In Max Communications’ experience digital preservation can seem like such a large and forbidding problem to tackle that customers are uncertain where to begin. This in turn makes it difficult to communicate the imperative to do so to colleagues and stakeholders. In this situation it is useful to consider why digital preservation is important, both in terms of the benefits if it is adopted and the risks if it isn’t.
Here are a few examples:
- Guarantees long term accessibility and usability of content
- Guarantees long term safeguarding of digital assets
- Mitigates corruption, obsolescence or loss of content
- Supports compliance obligations
- Supports questions of provenance
- Facilitates new uses for the digital content in the future as these uses emerge
- Facilitates new opportunities and partnerships in the future as they emerge
- Maximises the benefits of future technological, legislative or procedural changes
- Protects an organisation’s investment in its digital strategy
Max Communications offer a three-tiered approach to accommodate all archives, large or small. The advanced option utilises Archivematica, an open-source software solution from Artefactual.

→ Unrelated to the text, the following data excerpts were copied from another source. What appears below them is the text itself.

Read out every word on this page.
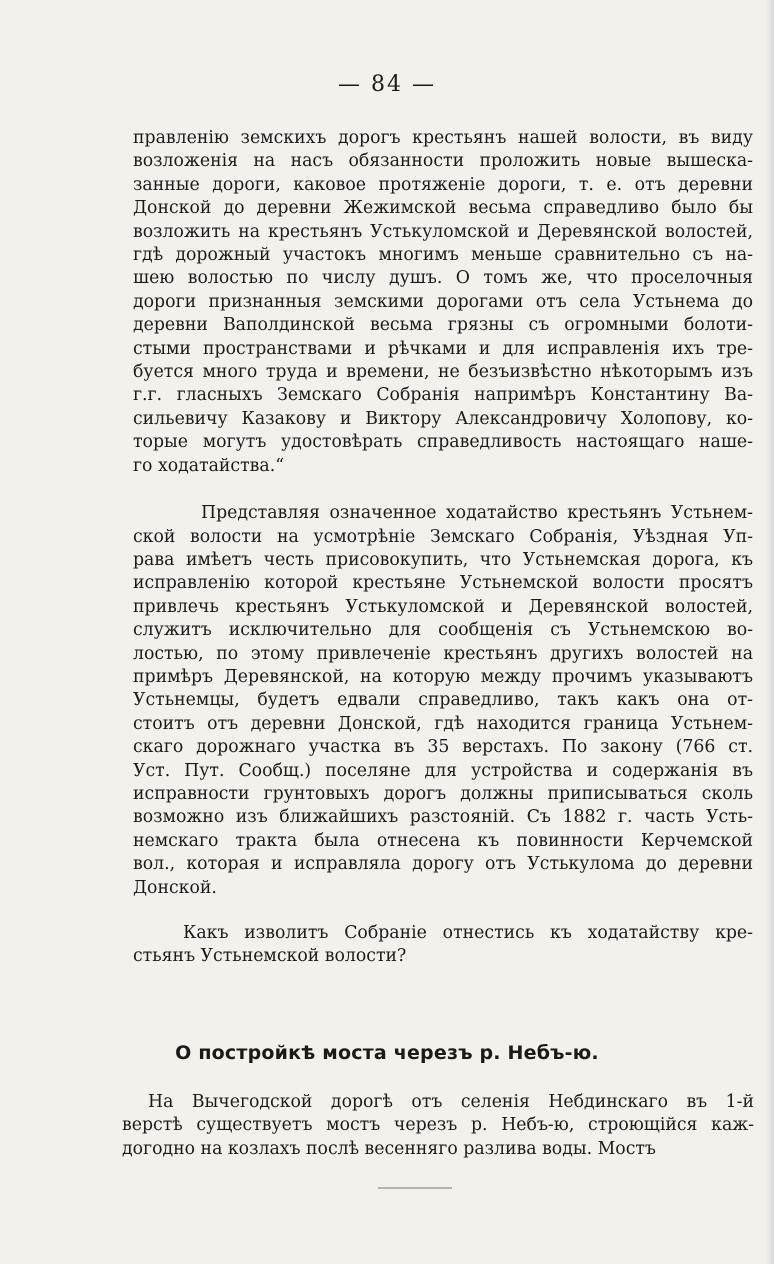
— 84 —
правленію земскихъ дорогъ крестьянъ нашей волости, въ виду
возложенія на насъ обязанности проложить новые вышеска-
занные дороги, каковое протяженіе дороги, т. е. отъ деревни
Донской до деревни Жежимской весьма справедливо было бы
возложить на крестьянъ Устькуломской и Деревянской волостей,
гдѣ дорожный участокъ многимъ меньше сравнительно съ на-
шею волостью по числу душъ. О томъ же, что проселочныя
дороги признанныя земскими дорогами отъ села Устьнема до
деревни Ваполдинской весьма грязны съ огромными болоти-
стыми пространствами и рѣчками и для исправленія ихъ тре-
буется много труда и времени, не безъизвѣстно нѣкоторымъ изъ
г.г. гласныхъ Земскаго Собранія напримѣръ Константину Ва-
сильевичу Казакову и Виктору Александровичу Холопову, ко-
торые могутъ удостовѣрать справедливость настоящаго наше-
го ходатайства.“
Представляя означенное ходатайство крестьянъ Устьнем-
ской волости на усмотрѣніе Земскаго Собранія, Уѣздная Уп-
рава имѣетъ честь присовокупить, что Устьнемская дорога, къ
исправленію которой крестьяне Устьнемской волости просятъ
привлечь крестьянъ Устькуломской и Деревянской волостей,
служитъ исключительно для сообщенія съ Устьнемскою во-
лостью, по этому привлеченіе крестьянъ другихъ волостей на
примѣръ Деревянской, на которую между прочимъ указываютъ
Устьнемцы, будетъ едвали справедливо, такъ какъ она от-
стоитъ отъ деревни Донской, гдѣ находится граница Устьнем-
скаго дорожнаго участка въ 35 верстахъ. По закону (766 ст.
Уст. Пут. Сообщ.) поселяне для устройства и содержанія въ
исправности грунтовыхъ дорогъ должны приписываться сколь
возможно изъ ближайшихъ разстояній. Съ 1882 г. часть Усть-
немскаго тракта была отнесена къ повинности Керчемской
вол., которая и исправляла дорогу отъ Устькулома до деревни
Донской.
Какъ изволитъ Собраніе отнестись къ ходатайству кре-
стьянъ Устьнемской волости?
О постройкѣ моста черезъ р. Небъ-ю.
На Вычегодской дорогѣ отъ селенія Небдинскаго въ 1-й
верстѣ существуетъ мостъ черезъ р. Небъ-ю, строющійся каж-
догодно на козлахъ послѣ весенняго разлива воды. Мостъ
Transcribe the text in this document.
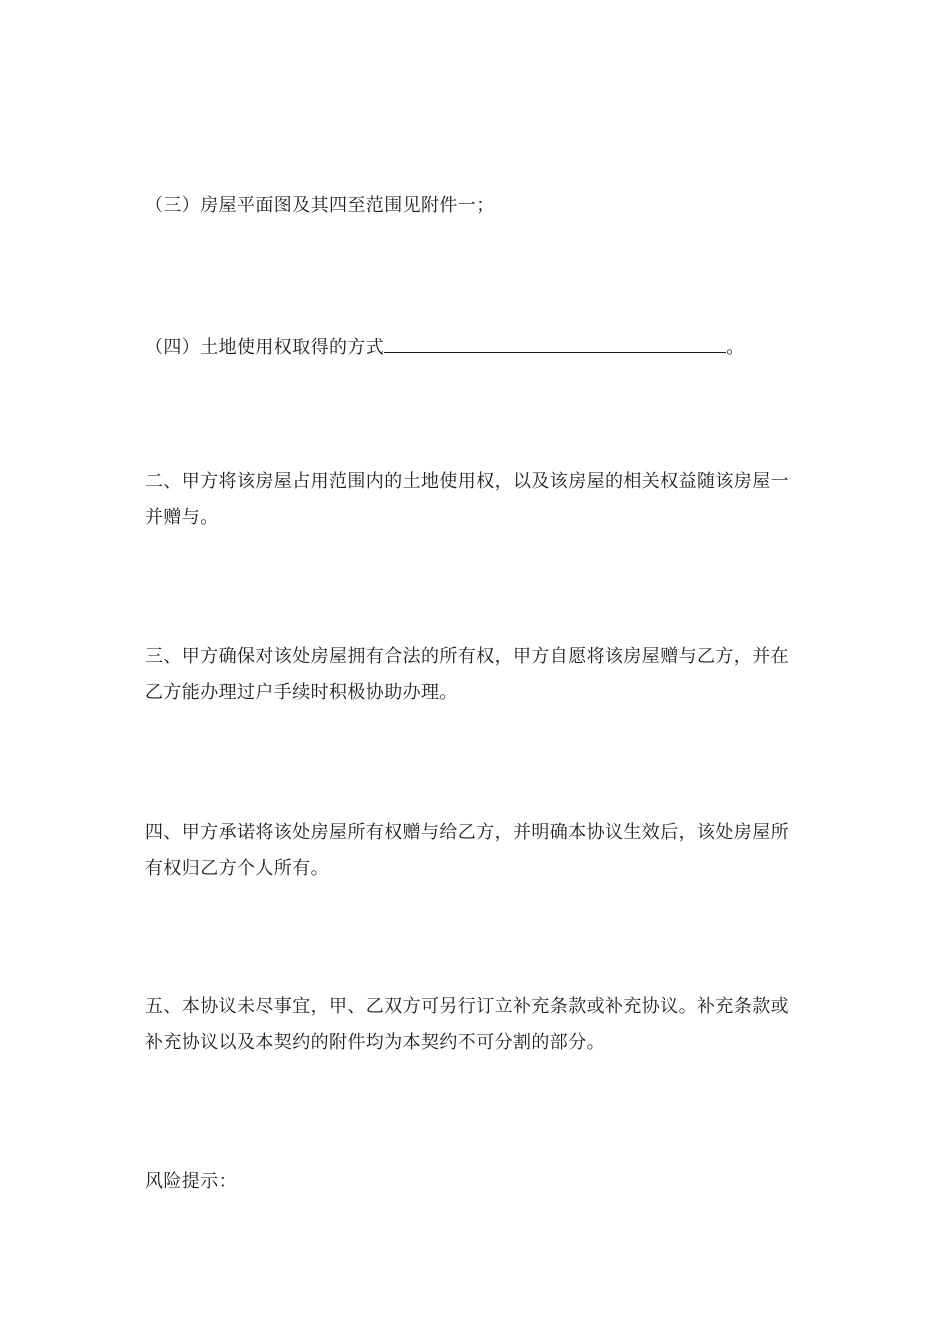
（三）房屋平面图及其四至范围见附件一；

（四）土地使用权取得的方式	。

二、甲方将该房屋占用范围内的土地使用权，以及该房屋的相关权益随该房屋一并赠与。

三、甲方确保对该处房屋拥有合法的所有权，甲方自愿将该房屋赠与乙方，并在乙方能办理过户手续时积极协助办理。

四、甲方承诺将该处房屋所有权赠与给乙方，并明确本协议生效后，该处房屋所有权归乙方个人所有。

五、本协议未尽事宜，甲、乙双方可另行订立补充条款或补充协议。补充条款或补充协议以及本契约的附件均为本契约不可分割的部分。

风险提示：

Max’s Archive Management Service, DRYAD, is built on AtoM, a modern-day web-based archive management system used around the world by hundreds of archives. AtoM is an open source product, freely available under a General Public Licence.
Although AtoM is open source and freely available, the effort and expertise required to make it operational and fit for purpose is considerable. Therefore, to help customers achieve a seamless transition, DRYAD provides a complete AtoM solution that includes installation, data migration, hosting, training and ongoing support. DRYAD also offers plug-ins and applications for specific tasks not included within the core AtoM platform. This includes our Crosswalker tool, typically used to migrate data from other software such as CALM.
DRYAD is also the means by which digitally preserved material can be retrieved from SOTERIA.
THEMIS is both a production and a project management tool. Fully hosted and managed by Max, THEMIS ensures that all stages of a digitisation project are managed from within a single platform. It also allows customers to approach digitisation projects differently if appropriate: for instance, using THEMIS it is possible to capture and ingest the digitised images prior to cataloguing and indexing the material. In this sense Max believes THEMIS is changing the way it digitises, opening up access far more quickly and efficiently.
For structured data Max has developed automated algorithms to extract specific fields from templated documents based on the customers spatial relationship to “marker” text floats. Text floats are the blocks of text with their bounding box coordinates that OCR programmes such as Tesseract produce. For example, if a series of printed forms have the word “Invoice Number” at the top of a column, individual text blocks that fall within a range below this “marker text” float can be identified as invoice numbers.
Once data has been separated into fields, content specific heuristic checks can be made against format. For example, analysis can show that an invoice number should be in a specific format e.g. XXX000, and THEMIS can mark records that don’t match this for review and QA.
As part of Max’s solution, it has developed a number of methodologies for QA and post production of OCRed material. Max recognises that the percentage accuracy reports of programs such as Abbyy Fine Read and Tesseract only give a figure for presumed correct interpretations based on the number of definite fails. Therefore, to improve OCR results Max develops content specific heuristic programming strategies and routines. It also utilises expandable dictionaries of proper nouns and jargon, especially for unstructured content.